O avô tinha um canivete com cabo de madrepérola e duas lâminas, uma pequenina, que usava sobretudo para limpar as unhas, outra maior, talvez com dez centímetros, que utilizava para talhar figuras misteriosas em pedaços de madeira que raramente excediam o tamanho da sua mão, às vezes pareciam monstros, outras vezes anjos, e fazia-as enquanto esperava pelo jantar sentado num banco à porta da cozinha, do lado de fora, e ela nunca mais esqueceu a vez em que, estando ele a afiar um pau num dia infinito de verão, tinha ela oito ou dez anos, do nada lhe disse assim:
– Nunca tenhas medo de Deus nem do Diabo.
Suspendeu o trabalho e olhou-a nos olhos. A navalha parada na mão esquerda. A madeira quieta na mão direita. As aparas no chão, junto aos pés.
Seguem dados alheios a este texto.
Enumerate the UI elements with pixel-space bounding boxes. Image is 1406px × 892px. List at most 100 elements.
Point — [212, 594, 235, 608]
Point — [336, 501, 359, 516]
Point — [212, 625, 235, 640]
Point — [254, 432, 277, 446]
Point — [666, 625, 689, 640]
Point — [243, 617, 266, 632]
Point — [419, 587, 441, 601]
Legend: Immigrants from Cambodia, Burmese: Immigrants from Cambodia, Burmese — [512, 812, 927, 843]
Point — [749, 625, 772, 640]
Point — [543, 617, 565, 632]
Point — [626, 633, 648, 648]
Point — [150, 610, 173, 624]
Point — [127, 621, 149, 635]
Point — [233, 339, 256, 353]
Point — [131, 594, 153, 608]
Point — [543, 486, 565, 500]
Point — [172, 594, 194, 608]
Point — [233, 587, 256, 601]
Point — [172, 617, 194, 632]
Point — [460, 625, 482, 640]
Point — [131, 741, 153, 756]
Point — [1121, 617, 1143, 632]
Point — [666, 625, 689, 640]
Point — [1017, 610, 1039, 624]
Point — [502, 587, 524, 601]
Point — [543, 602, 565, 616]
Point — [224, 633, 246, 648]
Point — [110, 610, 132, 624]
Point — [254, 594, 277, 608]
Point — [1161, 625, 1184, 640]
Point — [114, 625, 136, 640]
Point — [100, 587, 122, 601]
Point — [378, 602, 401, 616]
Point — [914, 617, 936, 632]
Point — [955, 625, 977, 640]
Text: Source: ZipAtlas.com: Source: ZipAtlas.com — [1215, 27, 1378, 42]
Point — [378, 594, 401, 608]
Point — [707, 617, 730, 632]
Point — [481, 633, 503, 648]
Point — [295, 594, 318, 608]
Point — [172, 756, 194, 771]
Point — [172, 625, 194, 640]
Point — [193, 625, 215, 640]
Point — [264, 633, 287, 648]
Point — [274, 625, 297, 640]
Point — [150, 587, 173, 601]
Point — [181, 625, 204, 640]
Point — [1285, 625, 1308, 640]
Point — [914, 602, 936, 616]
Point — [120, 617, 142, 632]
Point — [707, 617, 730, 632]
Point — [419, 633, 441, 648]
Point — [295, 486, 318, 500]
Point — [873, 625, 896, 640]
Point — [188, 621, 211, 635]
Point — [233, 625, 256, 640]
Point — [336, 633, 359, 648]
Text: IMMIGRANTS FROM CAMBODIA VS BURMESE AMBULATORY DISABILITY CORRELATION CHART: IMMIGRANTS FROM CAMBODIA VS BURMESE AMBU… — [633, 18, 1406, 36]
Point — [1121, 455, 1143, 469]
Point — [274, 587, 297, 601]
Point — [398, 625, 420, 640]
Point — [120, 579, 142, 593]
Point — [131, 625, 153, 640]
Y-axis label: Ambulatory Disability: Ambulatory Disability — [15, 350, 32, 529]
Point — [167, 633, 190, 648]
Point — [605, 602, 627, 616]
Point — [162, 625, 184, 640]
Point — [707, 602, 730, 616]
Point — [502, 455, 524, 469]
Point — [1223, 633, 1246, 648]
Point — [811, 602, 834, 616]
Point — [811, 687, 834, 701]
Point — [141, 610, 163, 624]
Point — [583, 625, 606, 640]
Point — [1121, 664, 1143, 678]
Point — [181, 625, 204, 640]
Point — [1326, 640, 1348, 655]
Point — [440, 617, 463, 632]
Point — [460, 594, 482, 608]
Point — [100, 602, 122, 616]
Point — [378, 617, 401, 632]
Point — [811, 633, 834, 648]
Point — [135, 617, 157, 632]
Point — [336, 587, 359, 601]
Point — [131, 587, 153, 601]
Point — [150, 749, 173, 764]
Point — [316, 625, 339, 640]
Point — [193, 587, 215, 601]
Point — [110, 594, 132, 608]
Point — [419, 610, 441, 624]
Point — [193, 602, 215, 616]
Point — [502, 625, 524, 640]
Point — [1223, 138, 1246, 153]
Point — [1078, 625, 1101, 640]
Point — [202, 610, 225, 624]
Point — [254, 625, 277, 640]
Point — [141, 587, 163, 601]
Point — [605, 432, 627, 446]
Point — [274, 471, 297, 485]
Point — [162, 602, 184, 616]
– Deus e o Diabo são a mesma coisa, vê lá tu!
O avô era um velho republicano, quase comunista, ateu sem remissão.
– Está tudo aqui – disse ele, apontando com o pedaço de pau para a cabeça.
Ela olhava-o boquiaberta e começou a sentir que tinha entrado num sonho.
– Está tudo aqui – repetiu ele, batendo com a mão que segurava o canivete no peito, no lado do coração.
Depois, continuou a golpear a madeira e disse:
– Deus e o Diabo são gente como nós, como tu e eu.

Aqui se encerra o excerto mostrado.